The concentration of monomers in the solution should not be chosen too low. It turned out to be Proven to be advantageous to adjust them to over 15 percent by weight, preferably over 20 percent by weight. Solvents as well as monomers can also be added over the polymerization time. The polymerization can be carried out batchwise or continuously.
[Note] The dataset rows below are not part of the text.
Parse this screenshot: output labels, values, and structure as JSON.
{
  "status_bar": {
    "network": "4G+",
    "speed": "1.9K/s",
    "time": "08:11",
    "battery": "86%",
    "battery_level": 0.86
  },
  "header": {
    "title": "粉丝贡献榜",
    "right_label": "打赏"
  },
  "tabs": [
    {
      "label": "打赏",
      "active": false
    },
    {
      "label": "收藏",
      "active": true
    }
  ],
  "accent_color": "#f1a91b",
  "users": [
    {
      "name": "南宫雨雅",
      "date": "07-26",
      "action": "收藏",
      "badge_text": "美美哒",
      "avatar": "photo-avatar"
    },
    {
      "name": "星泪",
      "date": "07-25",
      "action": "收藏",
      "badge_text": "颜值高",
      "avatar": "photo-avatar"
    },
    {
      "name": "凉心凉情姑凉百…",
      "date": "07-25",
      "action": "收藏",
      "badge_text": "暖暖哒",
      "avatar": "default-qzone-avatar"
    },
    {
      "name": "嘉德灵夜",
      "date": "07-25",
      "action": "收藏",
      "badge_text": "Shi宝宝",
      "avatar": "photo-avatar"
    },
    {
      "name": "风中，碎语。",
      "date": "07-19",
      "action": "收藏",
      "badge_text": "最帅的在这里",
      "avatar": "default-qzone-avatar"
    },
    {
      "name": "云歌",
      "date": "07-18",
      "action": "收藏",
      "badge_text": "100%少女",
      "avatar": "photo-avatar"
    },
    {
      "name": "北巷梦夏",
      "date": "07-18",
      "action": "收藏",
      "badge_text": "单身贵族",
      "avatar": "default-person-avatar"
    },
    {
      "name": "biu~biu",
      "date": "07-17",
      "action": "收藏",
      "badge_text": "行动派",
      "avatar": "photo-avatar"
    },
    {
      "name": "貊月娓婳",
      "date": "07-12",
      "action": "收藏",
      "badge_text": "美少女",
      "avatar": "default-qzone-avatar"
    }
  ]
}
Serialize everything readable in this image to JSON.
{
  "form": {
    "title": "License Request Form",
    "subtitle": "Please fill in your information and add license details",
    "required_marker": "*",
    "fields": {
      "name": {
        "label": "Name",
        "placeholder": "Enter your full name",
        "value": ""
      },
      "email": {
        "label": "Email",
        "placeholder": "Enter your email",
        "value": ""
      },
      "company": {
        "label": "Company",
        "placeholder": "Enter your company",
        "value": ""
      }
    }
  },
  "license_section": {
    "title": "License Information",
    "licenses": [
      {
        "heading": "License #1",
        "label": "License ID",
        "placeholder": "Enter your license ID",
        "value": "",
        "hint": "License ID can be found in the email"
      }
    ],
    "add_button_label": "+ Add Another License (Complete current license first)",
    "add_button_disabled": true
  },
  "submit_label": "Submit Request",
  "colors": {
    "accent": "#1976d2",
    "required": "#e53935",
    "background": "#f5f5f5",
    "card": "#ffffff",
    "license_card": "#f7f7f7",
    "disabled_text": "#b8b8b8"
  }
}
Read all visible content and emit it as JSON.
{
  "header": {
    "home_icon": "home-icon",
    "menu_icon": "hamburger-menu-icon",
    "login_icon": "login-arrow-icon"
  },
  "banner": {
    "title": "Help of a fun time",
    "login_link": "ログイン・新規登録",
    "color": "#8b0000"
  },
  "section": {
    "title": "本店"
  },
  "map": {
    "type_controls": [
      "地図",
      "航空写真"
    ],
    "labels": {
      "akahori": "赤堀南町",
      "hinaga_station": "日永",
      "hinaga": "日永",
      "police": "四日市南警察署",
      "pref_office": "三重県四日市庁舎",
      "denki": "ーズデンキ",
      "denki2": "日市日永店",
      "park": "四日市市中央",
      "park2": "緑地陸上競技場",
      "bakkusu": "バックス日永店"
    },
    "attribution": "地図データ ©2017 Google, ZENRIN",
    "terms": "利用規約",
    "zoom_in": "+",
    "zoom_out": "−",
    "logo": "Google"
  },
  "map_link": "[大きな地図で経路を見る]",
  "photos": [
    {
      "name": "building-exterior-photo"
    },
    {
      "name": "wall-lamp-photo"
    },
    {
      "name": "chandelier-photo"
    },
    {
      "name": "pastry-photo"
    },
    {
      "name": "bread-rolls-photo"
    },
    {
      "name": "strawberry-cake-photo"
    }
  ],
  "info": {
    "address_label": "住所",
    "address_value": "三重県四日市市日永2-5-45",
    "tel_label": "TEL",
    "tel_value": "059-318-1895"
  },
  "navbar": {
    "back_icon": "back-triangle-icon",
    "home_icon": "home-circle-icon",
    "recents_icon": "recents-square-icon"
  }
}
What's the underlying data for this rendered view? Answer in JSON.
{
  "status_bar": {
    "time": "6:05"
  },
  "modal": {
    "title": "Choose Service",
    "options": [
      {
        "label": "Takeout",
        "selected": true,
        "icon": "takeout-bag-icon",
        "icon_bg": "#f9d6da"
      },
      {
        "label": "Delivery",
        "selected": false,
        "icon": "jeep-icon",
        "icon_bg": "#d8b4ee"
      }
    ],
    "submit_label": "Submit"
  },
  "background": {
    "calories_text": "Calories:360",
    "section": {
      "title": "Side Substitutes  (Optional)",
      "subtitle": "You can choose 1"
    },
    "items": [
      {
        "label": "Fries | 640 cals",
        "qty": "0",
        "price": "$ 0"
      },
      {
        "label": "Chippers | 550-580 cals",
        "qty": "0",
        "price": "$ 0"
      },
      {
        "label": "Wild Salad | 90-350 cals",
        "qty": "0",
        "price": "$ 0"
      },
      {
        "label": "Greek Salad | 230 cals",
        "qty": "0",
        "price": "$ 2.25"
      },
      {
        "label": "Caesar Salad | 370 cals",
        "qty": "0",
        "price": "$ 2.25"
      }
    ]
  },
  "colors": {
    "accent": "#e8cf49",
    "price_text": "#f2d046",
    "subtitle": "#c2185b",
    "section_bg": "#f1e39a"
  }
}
The shortening of the polymerization time and the simple nature of the polymerization make the The efficiency of the process is increased. The resulting solutions of the polymers can be used in a known manner Way, e.g. B. on fibers, which are obtained with a pure white color.

example 1

40

In a 4-1 flask equipped with a stirrer, reflux condenser, Thermometer and nitrogen inlet were provided, 2000 g of dimethyl sulfoxide, 660 g Submitted acrylonitrile and 1.6 g of potassium persulfate. After adding 1.9 g of dodecyl mercaptan, the The contents of the flask are heated to 55 ° C., followed by polymerization started. The temperature rose to about 65 ° C and was maintained at that level. To The temperature was increased to 70 ° C. for about 100 minutes and the polymerization after 130 minutes completed. The unreacted acrylonitrile was distilled off in vacuo. Determining the concentration resulted in about 23% polymer content.

Example 2

55

2000 g of dimethyl sulfoxide and 860 g of a mixture of parts of acrylonitrile and 6 parts of methyl methacrylate were introduced into the apparatus according to Example 1. After adding 1.5 g of ammonium persulfate and 2 g of dodecyl mercaptan, the mixture was heated to about 60 ° C., and the polymerization began. After about 90 minutes the temperature was slowly increased to 70 ° C. After a total of minutes, the polymerization was ended and the unreacted monomer was distilled off in vacuo at up to 100.degree. There was thus obtained as a suitable directly for spinning solution at 2O ° / o polymer content and a viscosity of poise at 8O ⁰ C. Threads produced from the solution in the usual manner in the wet spinning process (bath of aqueous dimethyl sulfoxide solution) with a strength of 4.5 g / denier were pure white.

Example 3

There were 800 g of a mixture of 92 parts of acrylonitrile and 8 parts of methyl acrylate in g of dimethyl sulfoxide according to Example 1 with the addition of 2 g of ammonium persulfate and 2.5 g of trichlorobromomethane polymerized until the solution had a refractive index of 1.475. From it after Separation of the unreacted monomeric parts produced fibers were pure white and very possessed good strength and elongation.

Claims (2)

Patent claims: 1. Process for homo- or copolymerization of acrylonitrile or of mixtures of at least 80 percent by weight of acrylonitrile and other monomers copolymerizable with acrylonitrile in dimethyl sulfoxide in the presence of a water-soluble peroxy compound as a catalyst and in the presence of known regulators and initiation of the polymerization by heating the monomer solution to over 50 ⁰ C, characterized in that the catalyst is added in an amount not exceeding 0.5 percent by weight, based on the monomers used, that it is practically consumed at the end of the polymerization or when the desired viscosity of the polymer solution is obtained, the regulator is added in a percentage, based on the monomers used, which exceeds that of the catalyst, but is less than double, and the temperature is allowed to rise by at least 5 ^° C. in the course of the polymerization. 2. The method according to claim 1, characterized in that the initial concentration monomers used in the solution is at least 15 percent by weight.